Not quite, but I have experienced something similar. I remember a very stressful day in high school when, for the first time in my life, I failed an exam. I was devastated and desperately needed an escape. Luckily, on that very day my family decided to go watch the new movie Apocalypto, and I tagged along.
The movie absolutely blew my mind, and it is to this day one of my favorite movies of all time. I forgot about my exam problems instantly and was completely immersed in the world.
Walking out of the cinema theater, the world around suddenly felt very pale and boring. On the screen, there were lush vibrant forests, people running around in the wilds, incredible mountain landscapes... And around me I saw walls of concrete and people in grey winter clothes, walking in straight lines or staring at their phones.

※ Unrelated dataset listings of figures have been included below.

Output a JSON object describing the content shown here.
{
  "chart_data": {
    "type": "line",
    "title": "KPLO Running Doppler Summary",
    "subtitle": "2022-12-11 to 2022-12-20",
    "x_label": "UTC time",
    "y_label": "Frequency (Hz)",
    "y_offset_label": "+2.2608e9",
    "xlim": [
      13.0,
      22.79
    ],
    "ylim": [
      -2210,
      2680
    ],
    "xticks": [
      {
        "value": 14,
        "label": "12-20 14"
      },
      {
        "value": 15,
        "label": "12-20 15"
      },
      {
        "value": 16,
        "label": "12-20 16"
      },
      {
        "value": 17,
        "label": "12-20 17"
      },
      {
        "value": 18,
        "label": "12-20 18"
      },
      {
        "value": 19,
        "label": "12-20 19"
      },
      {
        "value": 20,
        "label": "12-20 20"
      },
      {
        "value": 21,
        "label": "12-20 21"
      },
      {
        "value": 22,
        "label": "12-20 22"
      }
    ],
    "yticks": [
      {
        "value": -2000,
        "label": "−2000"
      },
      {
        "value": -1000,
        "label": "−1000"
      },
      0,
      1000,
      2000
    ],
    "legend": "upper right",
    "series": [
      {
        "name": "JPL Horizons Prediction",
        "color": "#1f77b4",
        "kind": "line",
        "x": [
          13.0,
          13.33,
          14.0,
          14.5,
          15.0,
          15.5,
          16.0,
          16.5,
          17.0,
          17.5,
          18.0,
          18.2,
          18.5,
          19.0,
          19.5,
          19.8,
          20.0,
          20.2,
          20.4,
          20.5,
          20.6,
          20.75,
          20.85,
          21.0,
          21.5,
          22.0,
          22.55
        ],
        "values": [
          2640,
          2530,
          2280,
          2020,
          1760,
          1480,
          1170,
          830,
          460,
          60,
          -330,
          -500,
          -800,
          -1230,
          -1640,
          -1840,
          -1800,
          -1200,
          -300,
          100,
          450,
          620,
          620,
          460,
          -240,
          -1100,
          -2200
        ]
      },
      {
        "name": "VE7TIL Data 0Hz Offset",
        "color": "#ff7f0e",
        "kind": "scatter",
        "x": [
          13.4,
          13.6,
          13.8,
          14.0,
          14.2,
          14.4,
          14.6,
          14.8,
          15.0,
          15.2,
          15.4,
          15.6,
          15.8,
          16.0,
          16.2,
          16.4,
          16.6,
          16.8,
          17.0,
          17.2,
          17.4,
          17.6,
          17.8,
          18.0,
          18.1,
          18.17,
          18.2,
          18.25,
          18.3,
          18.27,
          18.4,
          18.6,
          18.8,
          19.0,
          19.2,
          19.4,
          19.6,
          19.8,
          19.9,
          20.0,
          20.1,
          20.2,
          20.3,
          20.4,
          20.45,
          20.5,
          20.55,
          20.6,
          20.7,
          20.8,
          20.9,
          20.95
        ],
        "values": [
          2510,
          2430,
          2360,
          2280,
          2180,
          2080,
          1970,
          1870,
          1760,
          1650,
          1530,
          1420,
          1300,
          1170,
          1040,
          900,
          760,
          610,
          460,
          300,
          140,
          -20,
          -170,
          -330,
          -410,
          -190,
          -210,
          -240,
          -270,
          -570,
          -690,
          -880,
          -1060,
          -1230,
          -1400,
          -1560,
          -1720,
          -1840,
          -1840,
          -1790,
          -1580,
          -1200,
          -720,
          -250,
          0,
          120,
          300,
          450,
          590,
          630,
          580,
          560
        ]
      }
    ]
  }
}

Fantasy and fiction worlds usually feature things so far outside of our everyday experiences, that it is hard to come back to our everyday life without feeling disappointed. It is especially the case with RPG video games, where in the fictional world you can be a hero everyone looks up to, interacting with fantastic creatures and falling in love with unearthly divas - while in the real life you are just... a guy or a girl.
This, honestly, is one of the reasons I barely play video games any more. I find that the more time I lose in them, the more desensitised I become to the world around me. And, in contrary, when my focus is on our world, I start noticing little details that seemed irrelevant before and find an incredible depth and richness to it.

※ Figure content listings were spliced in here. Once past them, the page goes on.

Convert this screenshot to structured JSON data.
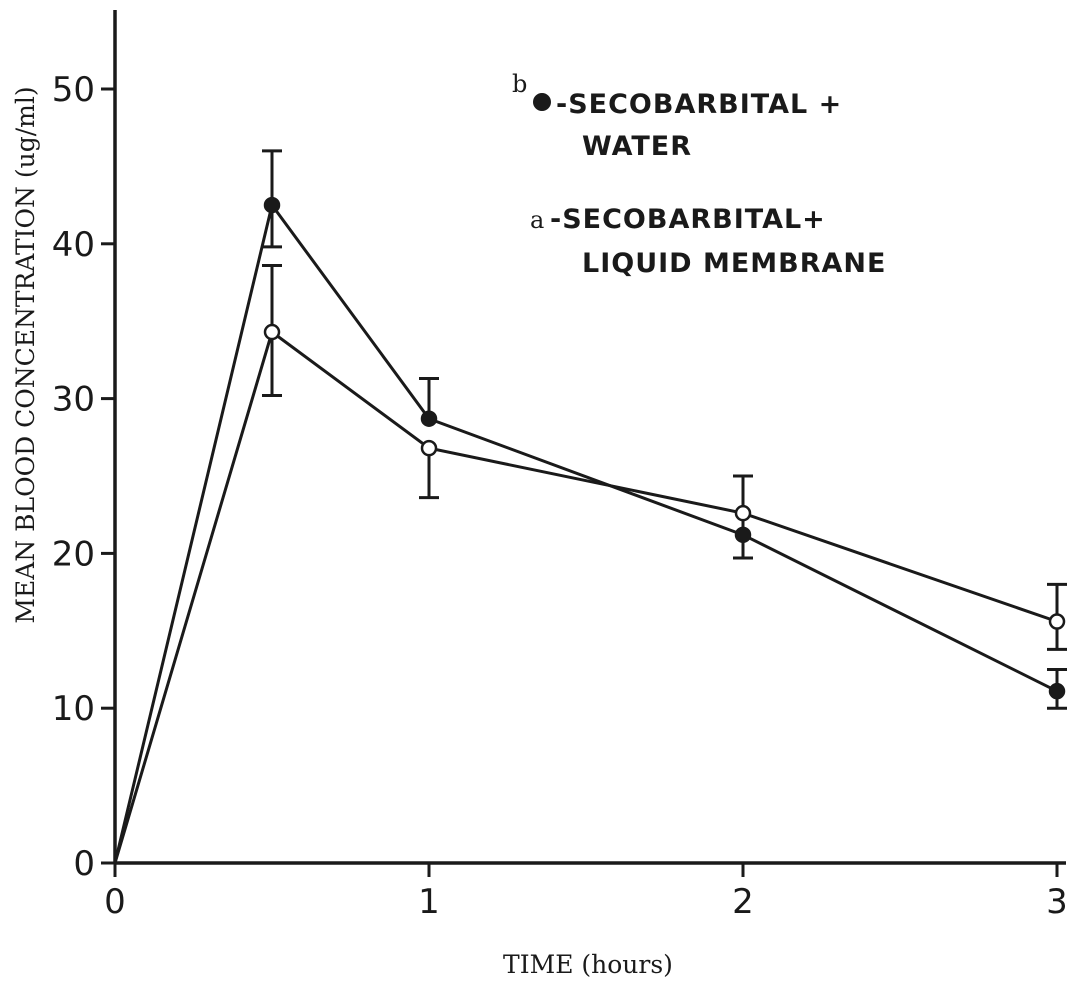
{
  "chart_data": {
    "type": "line",
    "title": "",
    "xlabel": "TIME (hours)",
    "ylabel": "MEAN BLOOD CONCENTRATION (ug/ml)",
    "xlim": [
      0,
      3
    ],
    "ylim": [
      0,
      50
    ],
    "x_ticks": [
      0,
      1,
      2,
      3
    ],
    "x_tick_labels": [
      "0",
      "1",
      "2",
      "3"
    ],
    "y_ticks": [
      0,
      10,
      20,
      30,
      40,
      50
    ],
    "y_tick_labels": [
      "0",
      "10",
      "20",
      "30",
      "40",
      "50"
    ],
    "grid": false,
    "legend_placement": "top-right",
    "series": [
      {
        "name": "SECOBARBITAL + WATER",
        "legend_key": "b",
        "legend_lines": [
          "-SECOBARBITAL +",
          "WATER"
        ],
        "marker": "filled-circle",
        "x": [
          0,
          0.5,
          1,
          2,
          3
        ],
        "y": [
          0,
          42.5,
          28.7,
          21.2,
          11.1
        ],
        "err_high": [
          null,
          46.0,
          31.3,
          25.0,
          12.5
        ],
        "err_low": [
          null,
          39.8,
          null,
          19.7,
          10.0
        ]
      },
      {
        "name": "SECOBARBITAL + LIQUID MEMBRANE",
        "legend_key": "a",
        "legend_lines": [
          "-SECOBARBITAL+",
          "LIQUID MEMBRANE"
        ],
        "marker": "open-circle",
        "x": [
          0,
          0.5,
          1,
          2,
          3
        ],
        "y": [
          0,
          34.3,
          26.8,
          22.6,
          15.6
        ],
        "err_high": [
          null,
          38.6,
          null,
          null,
          18.0
        ],
        "err_low": [
          null,
          30.2,
          23.6,
          null,
          13.8
        ]
      }
    ]
  }
}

Escapism is an easy way out, but it is a way that in the long run hurts us badly. I'm grateful for all the time I've spent playing video games, as they helped me develop my imagination, ideas and core values - but at this point in my life, I realise that it is time to move on to other dozens hobbies I have. Video games have given me everything they could possibly give, and playing much more of them will not benefit me in any way.

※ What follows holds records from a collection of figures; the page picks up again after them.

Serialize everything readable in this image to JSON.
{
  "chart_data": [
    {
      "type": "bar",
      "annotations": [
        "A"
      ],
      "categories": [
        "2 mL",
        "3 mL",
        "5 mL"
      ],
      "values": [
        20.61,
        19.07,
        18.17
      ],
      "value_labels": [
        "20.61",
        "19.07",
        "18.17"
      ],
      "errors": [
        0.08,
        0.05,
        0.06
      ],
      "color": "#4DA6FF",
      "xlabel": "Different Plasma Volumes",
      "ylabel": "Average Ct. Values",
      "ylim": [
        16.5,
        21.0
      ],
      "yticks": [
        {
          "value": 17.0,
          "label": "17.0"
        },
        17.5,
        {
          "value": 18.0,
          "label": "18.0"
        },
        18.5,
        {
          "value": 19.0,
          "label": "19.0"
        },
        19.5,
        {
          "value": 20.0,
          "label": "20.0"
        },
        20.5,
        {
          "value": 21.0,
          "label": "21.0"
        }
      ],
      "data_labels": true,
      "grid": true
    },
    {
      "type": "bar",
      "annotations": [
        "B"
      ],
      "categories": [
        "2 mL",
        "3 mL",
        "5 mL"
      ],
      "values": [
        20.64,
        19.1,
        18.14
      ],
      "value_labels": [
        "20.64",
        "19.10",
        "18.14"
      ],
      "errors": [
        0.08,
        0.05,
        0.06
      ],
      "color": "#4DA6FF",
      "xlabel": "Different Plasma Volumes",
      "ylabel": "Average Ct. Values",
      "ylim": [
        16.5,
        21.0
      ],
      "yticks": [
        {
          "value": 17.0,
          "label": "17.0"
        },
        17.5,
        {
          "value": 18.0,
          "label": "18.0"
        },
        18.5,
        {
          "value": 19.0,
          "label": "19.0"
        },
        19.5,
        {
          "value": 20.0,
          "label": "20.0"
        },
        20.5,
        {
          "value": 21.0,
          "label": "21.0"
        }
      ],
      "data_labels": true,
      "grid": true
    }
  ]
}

And, frankly, going to any national or state park and walking around always makes me feel 100 times better, than any video game, movie or book possibly could. Nothing can compare to the best samples of our nature! I can look at many fantasy worlds, and then glance at a small creek in the summer, and the latter will always win by a large margin.
I feel that way about video games too now. When I was a kid, I could play for hours, but now not matter how good the game is... I can just play for maybe 30 or 40 minutes. It feels restrictive....like you're trapped in a tiny world. And after 40 minutes, I simply want out.
It also makes you feel like you're wasting time. You can win a video game and complete all the achievements in it, but at the end of the day nothing has changed in the real world. The more stuff you do in the real world, the more meaningful you feel.